Brand publicou então um livro sobre a investigação policial, contendo "um mistério, a perseguição, personagens diferentes, simpatizantes do nazismo". Previsivelmente, Hollywood resolveu garantir os direitos cinematográficos do caso.

Projeto colossal para a "Alemanha de Hitler"

Originalmente, os cavalos de Thorak ficavam a poucos quilômetros de sua localização atual na Cidadela, mais especificamente no jardim da Chancelaria do Novo Reich de Adolf Hitler. As esculturas deveriam — segundo ideia do próprio ditador — decorar a "capital mundial Germânia", concebida por ele. "É possível identificar uma certa ideologia [nos cavalos]. Eles representam uma masculinidade especial: são garanhões, afinal. O pescoço é extremamente grande e forte, os músculos são completamente exagerados. A coisa toda irradia uma certa violência", descreve Urte Evert, chefe do Museu de História da Cidade da Cidadela de Spandau.

Ao lado de Arno Breker (1900-1991), Josef Thorak foi um dos mais importantes artistas de propaganda do regime nazista, tendo feito os famosos cavalos de bronze para Adolf Hitler na década de 1930. Há ainda outro cavalo, mas este não foi dado ao ditador: ele agora fica nas dependências de uma escola secundária no Lago Chiemsee, na Baviera. Na década de 1960, familiares de Thorak teriam usado a escultura para pagar as mensalidades escolares de um filho.

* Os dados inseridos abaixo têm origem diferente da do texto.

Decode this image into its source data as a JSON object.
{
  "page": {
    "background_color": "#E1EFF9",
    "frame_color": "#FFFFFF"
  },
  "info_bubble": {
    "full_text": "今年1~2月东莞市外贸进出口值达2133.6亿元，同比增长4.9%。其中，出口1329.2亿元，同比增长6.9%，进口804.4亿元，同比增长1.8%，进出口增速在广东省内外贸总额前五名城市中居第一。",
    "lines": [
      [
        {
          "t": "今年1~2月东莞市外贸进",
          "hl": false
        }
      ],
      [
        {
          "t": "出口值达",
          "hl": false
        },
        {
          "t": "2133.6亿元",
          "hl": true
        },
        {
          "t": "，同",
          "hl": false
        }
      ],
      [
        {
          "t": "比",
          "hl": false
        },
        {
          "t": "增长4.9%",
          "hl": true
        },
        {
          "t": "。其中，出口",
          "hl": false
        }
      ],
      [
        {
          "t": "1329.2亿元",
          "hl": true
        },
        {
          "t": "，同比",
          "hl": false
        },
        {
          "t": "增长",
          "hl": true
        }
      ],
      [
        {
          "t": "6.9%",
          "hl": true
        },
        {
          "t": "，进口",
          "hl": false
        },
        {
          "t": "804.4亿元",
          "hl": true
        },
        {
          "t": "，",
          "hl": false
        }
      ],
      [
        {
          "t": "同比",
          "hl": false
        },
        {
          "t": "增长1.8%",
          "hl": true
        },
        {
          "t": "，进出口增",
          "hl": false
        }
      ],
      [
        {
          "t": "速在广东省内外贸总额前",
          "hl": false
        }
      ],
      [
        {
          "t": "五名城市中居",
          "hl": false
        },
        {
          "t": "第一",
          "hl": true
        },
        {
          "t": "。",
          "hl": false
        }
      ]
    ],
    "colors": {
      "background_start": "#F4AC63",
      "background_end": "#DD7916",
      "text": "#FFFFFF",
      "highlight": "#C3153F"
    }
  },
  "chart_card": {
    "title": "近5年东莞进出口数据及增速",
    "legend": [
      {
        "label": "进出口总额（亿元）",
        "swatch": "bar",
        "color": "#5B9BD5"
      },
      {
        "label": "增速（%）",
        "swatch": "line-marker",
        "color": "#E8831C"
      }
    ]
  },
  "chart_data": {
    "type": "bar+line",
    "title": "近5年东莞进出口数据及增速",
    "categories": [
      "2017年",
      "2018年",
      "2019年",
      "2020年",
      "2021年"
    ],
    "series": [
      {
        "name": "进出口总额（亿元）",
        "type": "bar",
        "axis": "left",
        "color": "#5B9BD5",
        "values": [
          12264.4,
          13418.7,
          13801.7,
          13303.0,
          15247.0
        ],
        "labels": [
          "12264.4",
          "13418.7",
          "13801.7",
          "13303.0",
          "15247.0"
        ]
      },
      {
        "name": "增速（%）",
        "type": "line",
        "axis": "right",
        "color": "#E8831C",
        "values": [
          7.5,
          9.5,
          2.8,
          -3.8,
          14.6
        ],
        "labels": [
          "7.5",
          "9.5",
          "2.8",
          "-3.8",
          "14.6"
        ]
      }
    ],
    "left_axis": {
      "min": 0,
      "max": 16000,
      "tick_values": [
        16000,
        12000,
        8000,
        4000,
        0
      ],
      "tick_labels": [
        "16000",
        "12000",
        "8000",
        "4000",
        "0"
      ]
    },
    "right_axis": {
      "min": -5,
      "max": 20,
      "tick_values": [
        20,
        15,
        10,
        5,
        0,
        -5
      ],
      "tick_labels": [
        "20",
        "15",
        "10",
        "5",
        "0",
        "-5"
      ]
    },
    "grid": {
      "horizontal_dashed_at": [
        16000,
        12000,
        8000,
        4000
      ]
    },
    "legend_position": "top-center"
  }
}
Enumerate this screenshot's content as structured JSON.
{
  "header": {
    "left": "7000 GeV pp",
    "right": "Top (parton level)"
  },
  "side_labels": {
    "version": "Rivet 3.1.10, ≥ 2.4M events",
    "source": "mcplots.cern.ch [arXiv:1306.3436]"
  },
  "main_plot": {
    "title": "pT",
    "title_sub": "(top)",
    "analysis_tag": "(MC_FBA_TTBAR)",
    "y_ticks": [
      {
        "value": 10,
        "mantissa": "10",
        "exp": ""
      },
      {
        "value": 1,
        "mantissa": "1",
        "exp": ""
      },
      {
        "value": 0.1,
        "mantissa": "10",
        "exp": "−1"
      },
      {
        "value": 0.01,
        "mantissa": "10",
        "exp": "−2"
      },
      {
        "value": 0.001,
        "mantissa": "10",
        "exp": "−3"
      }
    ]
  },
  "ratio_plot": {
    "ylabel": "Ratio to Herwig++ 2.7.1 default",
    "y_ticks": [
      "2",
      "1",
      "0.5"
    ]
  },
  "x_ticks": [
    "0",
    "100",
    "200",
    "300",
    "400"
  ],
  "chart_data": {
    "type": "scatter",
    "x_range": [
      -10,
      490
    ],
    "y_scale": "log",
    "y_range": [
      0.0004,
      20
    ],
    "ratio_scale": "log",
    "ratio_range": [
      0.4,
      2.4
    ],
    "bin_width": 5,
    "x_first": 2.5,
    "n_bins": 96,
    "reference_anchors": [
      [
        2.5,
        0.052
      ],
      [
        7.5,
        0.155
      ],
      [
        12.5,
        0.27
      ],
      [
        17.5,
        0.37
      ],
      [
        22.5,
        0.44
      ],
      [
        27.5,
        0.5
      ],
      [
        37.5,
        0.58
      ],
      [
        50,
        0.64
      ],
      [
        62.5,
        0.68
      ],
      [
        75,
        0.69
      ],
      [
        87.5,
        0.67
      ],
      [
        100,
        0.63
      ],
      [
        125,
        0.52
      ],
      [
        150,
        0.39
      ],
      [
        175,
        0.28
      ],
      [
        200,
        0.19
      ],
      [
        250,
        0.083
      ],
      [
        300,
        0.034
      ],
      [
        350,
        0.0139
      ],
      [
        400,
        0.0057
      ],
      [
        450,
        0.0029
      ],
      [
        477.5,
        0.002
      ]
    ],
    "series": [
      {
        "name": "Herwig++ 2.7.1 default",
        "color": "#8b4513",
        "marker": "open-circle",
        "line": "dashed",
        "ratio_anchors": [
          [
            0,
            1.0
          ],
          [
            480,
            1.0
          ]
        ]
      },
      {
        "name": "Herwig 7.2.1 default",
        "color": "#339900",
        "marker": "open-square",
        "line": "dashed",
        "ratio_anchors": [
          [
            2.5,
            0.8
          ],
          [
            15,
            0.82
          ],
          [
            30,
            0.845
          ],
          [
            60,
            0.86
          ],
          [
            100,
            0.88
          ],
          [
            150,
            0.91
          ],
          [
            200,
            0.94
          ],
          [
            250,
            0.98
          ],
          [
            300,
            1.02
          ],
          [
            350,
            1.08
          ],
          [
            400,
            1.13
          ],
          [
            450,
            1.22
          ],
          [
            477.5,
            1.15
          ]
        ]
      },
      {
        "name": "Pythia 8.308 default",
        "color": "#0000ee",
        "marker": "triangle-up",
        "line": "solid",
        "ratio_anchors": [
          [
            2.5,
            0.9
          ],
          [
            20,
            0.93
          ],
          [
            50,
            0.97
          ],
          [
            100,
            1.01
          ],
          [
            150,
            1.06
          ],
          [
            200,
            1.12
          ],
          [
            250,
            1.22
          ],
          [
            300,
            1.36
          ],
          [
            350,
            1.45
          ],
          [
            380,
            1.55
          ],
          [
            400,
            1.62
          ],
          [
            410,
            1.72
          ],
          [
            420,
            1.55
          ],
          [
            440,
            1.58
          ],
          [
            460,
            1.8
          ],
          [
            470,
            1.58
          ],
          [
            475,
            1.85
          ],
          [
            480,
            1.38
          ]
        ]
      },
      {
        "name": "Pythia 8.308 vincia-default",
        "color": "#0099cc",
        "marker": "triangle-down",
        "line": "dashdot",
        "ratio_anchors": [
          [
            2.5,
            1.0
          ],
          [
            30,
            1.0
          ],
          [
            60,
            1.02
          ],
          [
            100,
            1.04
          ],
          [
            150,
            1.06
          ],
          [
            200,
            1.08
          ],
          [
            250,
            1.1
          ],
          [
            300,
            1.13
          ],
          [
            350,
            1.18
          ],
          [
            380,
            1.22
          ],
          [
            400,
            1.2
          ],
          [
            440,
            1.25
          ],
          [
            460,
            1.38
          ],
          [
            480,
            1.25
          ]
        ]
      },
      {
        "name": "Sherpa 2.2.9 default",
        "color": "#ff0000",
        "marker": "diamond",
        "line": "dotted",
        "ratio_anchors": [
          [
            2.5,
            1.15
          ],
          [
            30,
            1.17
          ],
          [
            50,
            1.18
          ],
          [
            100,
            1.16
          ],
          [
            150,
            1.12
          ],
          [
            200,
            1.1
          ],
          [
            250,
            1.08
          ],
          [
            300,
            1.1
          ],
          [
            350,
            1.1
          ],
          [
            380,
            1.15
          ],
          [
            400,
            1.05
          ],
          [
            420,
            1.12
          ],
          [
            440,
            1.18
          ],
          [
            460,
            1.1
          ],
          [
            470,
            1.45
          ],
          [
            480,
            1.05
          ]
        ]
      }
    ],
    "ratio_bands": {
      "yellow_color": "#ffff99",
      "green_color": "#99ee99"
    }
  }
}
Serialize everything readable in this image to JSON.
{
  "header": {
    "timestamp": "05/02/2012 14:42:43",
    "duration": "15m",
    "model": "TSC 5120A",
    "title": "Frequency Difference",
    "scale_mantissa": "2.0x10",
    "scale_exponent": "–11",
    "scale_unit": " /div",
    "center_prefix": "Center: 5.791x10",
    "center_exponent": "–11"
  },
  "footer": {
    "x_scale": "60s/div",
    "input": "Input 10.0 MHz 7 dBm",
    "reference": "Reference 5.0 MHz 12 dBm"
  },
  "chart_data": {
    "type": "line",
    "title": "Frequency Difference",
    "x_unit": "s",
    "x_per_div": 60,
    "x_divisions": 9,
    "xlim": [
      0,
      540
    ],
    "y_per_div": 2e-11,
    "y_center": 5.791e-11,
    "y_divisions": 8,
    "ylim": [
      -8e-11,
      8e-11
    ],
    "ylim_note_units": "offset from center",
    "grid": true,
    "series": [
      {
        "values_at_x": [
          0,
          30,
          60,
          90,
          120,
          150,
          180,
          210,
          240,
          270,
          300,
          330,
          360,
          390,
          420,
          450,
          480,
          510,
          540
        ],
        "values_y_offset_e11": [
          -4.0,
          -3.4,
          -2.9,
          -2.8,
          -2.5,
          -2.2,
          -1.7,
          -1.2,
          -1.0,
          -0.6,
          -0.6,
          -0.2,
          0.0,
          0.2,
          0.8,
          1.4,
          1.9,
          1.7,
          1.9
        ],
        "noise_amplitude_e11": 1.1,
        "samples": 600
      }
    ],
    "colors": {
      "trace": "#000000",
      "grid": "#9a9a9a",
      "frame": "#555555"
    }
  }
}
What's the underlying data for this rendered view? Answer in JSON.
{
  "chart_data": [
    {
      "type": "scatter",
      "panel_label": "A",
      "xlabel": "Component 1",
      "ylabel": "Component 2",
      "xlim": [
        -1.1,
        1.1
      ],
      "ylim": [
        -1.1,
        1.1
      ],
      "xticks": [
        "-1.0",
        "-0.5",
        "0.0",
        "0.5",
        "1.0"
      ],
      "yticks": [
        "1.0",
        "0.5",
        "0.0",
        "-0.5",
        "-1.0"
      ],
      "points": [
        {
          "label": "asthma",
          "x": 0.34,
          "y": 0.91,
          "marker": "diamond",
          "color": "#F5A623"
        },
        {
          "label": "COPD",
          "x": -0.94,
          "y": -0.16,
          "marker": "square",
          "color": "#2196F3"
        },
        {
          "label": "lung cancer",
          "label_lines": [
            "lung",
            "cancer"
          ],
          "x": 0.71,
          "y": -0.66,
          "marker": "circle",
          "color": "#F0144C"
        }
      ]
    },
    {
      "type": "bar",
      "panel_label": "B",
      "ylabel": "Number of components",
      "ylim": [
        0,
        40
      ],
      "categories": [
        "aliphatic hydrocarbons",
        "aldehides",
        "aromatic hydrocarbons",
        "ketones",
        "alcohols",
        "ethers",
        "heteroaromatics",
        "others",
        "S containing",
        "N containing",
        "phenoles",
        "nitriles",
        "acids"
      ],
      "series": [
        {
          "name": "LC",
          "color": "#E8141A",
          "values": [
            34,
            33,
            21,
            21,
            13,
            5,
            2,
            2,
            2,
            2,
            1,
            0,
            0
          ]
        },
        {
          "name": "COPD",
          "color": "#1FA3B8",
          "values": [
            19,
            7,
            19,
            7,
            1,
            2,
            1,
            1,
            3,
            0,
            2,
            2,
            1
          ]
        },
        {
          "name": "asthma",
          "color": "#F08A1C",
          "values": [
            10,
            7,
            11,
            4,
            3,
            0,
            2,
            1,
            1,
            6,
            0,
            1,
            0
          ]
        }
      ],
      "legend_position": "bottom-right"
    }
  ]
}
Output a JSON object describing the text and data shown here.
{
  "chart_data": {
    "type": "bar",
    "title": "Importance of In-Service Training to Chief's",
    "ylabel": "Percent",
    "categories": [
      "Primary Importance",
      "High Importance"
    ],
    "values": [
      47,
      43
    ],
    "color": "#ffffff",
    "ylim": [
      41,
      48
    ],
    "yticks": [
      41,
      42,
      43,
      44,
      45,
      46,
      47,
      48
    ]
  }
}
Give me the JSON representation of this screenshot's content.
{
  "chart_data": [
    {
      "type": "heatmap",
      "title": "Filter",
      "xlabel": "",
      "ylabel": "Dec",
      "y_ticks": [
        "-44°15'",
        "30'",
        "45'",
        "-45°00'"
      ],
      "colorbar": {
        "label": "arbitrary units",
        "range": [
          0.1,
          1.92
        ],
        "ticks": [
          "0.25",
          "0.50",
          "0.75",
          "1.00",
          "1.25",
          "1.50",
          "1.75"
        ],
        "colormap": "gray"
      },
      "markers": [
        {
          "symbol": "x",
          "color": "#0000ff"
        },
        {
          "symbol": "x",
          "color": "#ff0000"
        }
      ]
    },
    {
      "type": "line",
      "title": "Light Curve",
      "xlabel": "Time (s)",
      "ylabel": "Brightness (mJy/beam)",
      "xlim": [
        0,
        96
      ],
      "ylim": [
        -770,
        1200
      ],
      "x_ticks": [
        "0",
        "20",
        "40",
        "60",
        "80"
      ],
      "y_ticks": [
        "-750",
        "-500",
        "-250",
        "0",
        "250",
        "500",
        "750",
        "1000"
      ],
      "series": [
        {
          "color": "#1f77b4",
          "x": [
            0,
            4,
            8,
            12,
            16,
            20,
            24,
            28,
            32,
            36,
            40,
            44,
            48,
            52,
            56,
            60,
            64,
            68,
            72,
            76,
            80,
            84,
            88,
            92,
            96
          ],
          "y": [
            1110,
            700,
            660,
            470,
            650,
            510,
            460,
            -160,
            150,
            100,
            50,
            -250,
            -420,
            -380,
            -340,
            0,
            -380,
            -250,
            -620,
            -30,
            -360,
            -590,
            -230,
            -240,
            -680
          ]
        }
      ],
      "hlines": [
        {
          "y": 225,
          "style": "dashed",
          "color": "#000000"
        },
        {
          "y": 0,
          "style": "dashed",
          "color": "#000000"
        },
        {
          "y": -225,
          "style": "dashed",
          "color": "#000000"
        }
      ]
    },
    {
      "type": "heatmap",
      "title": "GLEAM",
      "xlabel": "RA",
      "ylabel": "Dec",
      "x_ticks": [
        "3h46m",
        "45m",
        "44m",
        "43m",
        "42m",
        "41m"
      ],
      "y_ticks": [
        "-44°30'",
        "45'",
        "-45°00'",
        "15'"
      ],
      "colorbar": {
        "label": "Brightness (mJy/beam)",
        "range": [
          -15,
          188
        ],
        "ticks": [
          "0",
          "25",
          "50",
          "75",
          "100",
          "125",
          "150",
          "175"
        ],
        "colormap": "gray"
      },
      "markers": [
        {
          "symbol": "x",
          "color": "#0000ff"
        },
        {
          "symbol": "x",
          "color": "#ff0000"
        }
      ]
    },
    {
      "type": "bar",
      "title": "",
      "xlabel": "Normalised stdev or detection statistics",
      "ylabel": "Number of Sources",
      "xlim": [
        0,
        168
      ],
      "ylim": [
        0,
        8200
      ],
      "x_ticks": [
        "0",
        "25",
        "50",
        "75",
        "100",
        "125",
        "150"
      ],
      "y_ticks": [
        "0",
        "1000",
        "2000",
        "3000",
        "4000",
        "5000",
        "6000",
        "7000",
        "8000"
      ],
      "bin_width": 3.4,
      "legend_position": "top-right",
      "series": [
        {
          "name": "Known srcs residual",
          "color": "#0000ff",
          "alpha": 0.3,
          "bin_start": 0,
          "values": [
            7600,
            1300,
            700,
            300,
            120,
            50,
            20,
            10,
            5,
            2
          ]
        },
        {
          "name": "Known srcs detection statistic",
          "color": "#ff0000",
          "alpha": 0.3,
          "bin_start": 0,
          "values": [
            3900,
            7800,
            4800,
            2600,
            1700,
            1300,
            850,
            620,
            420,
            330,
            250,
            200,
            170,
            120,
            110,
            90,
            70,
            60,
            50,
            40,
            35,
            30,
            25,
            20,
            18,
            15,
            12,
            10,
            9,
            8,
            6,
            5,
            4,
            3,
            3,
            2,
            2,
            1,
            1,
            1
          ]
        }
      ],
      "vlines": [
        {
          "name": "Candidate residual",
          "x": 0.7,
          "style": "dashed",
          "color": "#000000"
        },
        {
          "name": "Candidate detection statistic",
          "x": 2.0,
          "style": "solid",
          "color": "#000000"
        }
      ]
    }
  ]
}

Por que os "cavalos de Hitler" são exibidos separados

Originalmente, ambos os cavalos de Thorak deveriam ser exibidos na mostra Bastion Queen, voltada para o acervo mantido no depósito da Cidadela, relata a diretora do museu, Urte Evert. Mas, embora obras de metal e pedra geralmente encontrem abrigo no local, um dos cavalos acabou indo parar na exposição permanente Revelados, na sala dedicada a obras de arte nazistas.

Assim, a separação espacial pretende evitar a impressão de que foi criado um museu dedicado aos "garanhões de Hitler". Além do cavalo, a sala abrange outras estátuas e bustos considerados problemáticos, com cada obra contando sua própria história.

Outras obras de arte polêmicas na Cidadela

O segundo garanhão está agora próximo a um busto de Hitler recém-encontrado. A escultura foi descoberta durante obras no centro de Berlim, não muito longe da Chancelaria Federal, e atribuída ao artista Josef Limburg (1874-1955). Acredita-se que ele a esculpiu em seu estúdio no bairro berlinense de Lichterfelde em 1937, mas não se sabe como a peça chegou ao local onde foi encontrada. O nariz pode ter sido perdido no final da Segunda Guerra Mundial, quando muitos retratos de Hitler foram destruídos.

Na exposição, também estão duas cabeças de mármore do ateliê de Arno Breker, assim como uma escultura de Arminius Hasemann (1888-1979). A história de sua Hockende N*, como foi batizada a estátua de uma mulher africana ajoelhada, de 1925, poderia render um livro próprio, especialmente seu final: a escultura foi pichada e decapitada em 2020, presumivelmente como parte dos protestos globais contra a violência policial sofrida pelo negro americano George Floyd, segundo a diretora do museu, Evert. Nessa altura, removê-la da paisagem urbana de Berlim pareceu a decisão mais acertada.

As obras de arte expostas na Cidadela de Spandau só podem ser vistas durante visitas guiadas e eventos especiais.